MAJALAH NARASI– Isu kerusakan hutan di Provinsi Lampung kembali menjadi sorotan serius. Gubernur Lampung Rahmat Mirzani Djausal menegaskan perlunya keterlibatan kabupaten/kota yang memiliki kawasan hutan untuk aktif membina para petani hutan. Menurutnya, penyusunan dokumen Integrated Area Development (IAD) berbasis perhutanan sosial sudah sangat mendesak agar pembinaan lintas sektor dapat berjalan dengan dukungan anggaran resmi dari pemerintah daerah.

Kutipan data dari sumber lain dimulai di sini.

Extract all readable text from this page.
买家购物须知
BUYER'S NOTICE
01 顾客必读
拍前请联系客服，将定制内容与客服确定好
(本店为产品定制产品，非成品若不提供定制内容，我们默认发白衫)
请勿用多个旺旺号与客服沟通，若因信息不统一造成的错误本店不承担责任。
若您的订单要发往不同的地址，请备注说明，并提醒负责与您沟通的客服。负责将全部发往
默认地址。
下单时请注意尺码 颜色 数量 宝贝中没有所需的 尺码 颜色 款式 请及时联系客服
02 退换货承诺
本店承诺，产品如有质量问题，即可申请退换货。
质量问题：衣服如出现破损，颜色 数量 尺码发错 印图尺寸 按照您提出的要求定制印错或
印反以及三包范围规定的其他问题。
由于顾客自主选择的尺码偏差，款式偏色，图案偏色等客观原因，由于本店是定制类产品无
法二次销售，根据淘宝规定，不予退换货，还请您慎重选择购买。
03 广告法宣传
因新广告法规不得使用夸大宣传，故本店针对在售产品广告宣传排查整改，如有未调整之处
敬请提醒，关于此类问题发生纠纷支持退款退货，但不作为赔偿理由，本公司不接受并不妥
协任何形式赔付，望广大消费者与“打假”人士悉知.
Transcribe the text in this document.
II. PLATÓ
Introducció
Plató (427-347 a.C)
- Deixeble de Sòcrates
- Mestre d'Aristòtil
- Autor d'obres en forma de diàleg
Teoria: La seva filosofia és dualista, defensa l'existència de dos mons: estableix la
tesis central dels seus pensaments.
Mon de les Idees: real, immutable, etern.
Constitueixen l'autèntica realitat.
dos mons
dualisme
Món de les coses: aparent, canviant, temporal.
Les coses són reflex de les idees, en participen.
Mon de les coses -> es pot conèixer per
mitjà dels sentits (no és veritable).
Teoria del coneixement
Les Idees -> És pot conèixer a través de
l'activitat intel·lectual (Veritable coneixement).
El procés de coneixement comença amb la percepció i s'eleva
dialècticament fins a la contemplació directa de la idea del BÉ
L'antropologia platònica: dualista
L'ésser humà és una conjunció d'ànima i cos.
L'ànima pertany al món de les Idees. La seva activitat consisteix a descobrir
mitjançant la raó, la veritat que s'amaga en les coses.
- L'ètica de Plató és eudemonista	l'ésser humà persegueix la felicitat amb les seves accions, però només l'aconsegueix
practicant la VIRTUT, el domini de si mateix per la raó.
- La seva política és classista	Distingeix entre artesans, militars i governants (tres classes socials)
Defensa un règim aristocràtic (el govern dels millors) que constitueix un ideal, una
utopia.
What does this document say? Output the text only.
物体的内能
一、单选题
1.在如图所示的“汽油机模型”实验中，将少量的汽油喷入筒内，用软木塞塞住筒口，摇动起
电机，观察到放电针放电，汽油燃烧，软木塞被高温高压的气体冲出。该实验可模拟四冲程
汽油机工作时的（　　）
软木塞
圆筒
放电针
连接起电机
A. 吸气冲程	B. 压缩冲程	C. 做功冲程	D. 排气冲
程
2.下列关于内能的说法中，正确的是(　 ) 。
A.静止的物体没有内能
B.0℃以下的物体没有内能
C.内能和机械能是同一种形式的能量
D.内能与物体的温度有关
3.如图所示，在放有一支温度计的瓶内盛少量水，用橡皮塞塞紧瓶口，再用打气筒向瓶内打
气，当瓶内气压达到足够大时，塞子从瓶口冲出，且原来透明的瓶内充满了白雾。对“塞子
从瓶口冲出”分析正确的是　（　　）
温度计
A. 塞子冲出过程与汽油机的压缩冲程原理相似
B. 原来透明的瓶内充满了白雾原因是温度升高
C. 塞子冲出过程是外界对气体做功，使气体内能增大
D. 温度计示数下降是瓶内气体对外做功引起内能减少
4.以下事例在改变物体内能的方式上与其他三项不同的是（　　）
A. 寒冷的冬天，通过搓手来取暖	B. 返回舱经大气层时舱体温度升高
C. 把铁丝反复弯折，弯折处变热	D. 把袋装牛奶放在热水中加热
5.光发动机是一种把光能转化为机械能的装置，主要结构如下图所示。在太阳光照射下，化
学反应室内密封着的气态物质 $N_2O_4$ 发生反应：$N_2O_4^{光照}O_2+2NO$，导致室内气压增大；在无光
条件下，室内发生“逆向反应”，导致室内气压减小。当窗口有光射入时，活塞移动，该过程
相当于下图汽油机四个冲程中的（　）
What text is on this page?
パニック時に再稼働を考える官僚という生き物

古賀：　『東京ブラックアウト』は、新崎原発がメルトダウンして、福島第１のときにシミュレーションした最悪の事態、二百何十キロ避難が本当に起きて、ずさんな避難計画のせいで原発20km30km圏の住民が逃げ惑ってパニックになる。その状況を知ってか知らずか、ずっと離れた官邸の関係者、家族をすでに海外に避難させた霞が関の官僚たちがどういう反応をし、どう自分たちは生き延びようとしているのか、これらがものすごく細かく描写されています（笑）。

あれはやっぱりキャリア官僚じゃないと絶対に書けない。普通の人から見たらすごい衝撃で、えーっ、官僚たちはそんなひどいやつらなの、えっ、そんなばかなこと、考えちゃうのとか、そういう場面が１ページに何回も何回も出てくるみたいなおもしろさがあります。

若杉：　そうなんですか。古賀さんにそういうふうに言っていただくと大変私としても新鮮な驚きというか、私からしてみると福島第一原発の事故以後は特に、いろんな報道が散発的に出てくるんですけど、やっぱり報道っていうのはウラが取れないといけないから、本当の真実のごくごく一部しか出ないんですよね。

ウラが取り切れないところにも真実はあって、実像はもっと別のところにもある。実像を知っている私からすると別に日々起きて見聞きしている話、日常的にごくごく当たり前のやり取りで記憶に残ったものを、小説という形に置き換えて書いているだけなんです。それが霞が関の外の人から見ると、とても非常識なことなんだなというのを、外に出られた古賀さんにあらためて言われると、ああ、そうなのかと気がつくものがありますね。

Pesan penting ini disampaikan melalui Asisten Pemerintahan dan Kesra, M. Firsada, dalam upacara bulanan Pemerintah Provinsi Lampung di Lapangan Korpri, Kompleks Kantor Gubernur, Rabu (17/9/2025).
Firsada menekankan bahwa hutan bukan sekadar hamparan hijau, melainkan entitas hidup yang menyimpan sumber penghidupan masyarakat. “Kerusakan hutan bukan hanya urusan ekologis, tapi langsung menyentuh kehidupan kita. Saat hutan rusak, bencana datang. Banjir yang berulang setiap musim hujan adalah bukti nyata,” ujarnya.
Data dari Dinas Kehutanan menunjukkan sekitar 80 persen kawasan hutan yang berada di bawah kewenangan provinsi sudah dimanfaatkan manusia, baik untuk perkebunan monokultur, lahan garapan, maupun permukiman. Kondisi ini membuat risiko bencana semakin meningkat.
Namun, Gubernur Lampung optimistis bahwa solusi bisa ditemukan melalui program perhutanan sosial. Program ini menempatkan petani sebagai mitra resmi negara dalam mengelola hutan. Mereka tidak lagi dipandang sebagai penggarap ilegal, melainkan garda depan yang mampu menjaga hutan sekaligus meningkatkan kesejahteraan. Dengan pola agroforestri, masyarakat bisa menanam tanaman bernilai ekonomi tanpa merusak fungsi ekologi.
Saat ini, lebih dari 94 ribu kepala keluarga di Lampung menggantungkan hidup pada kawasan hutan. Mereka menghasilkan berbagai komoditas bernilai tinggi dengan transaksi ekonomi mencapai lebih dari Rp300 miliar per tahun. “Angka ini membuktikan bahwa hutan bisa menjadi sumber ekonomi sekaligus tetap hijau bila dikelola dengan benar,” kata Firsada.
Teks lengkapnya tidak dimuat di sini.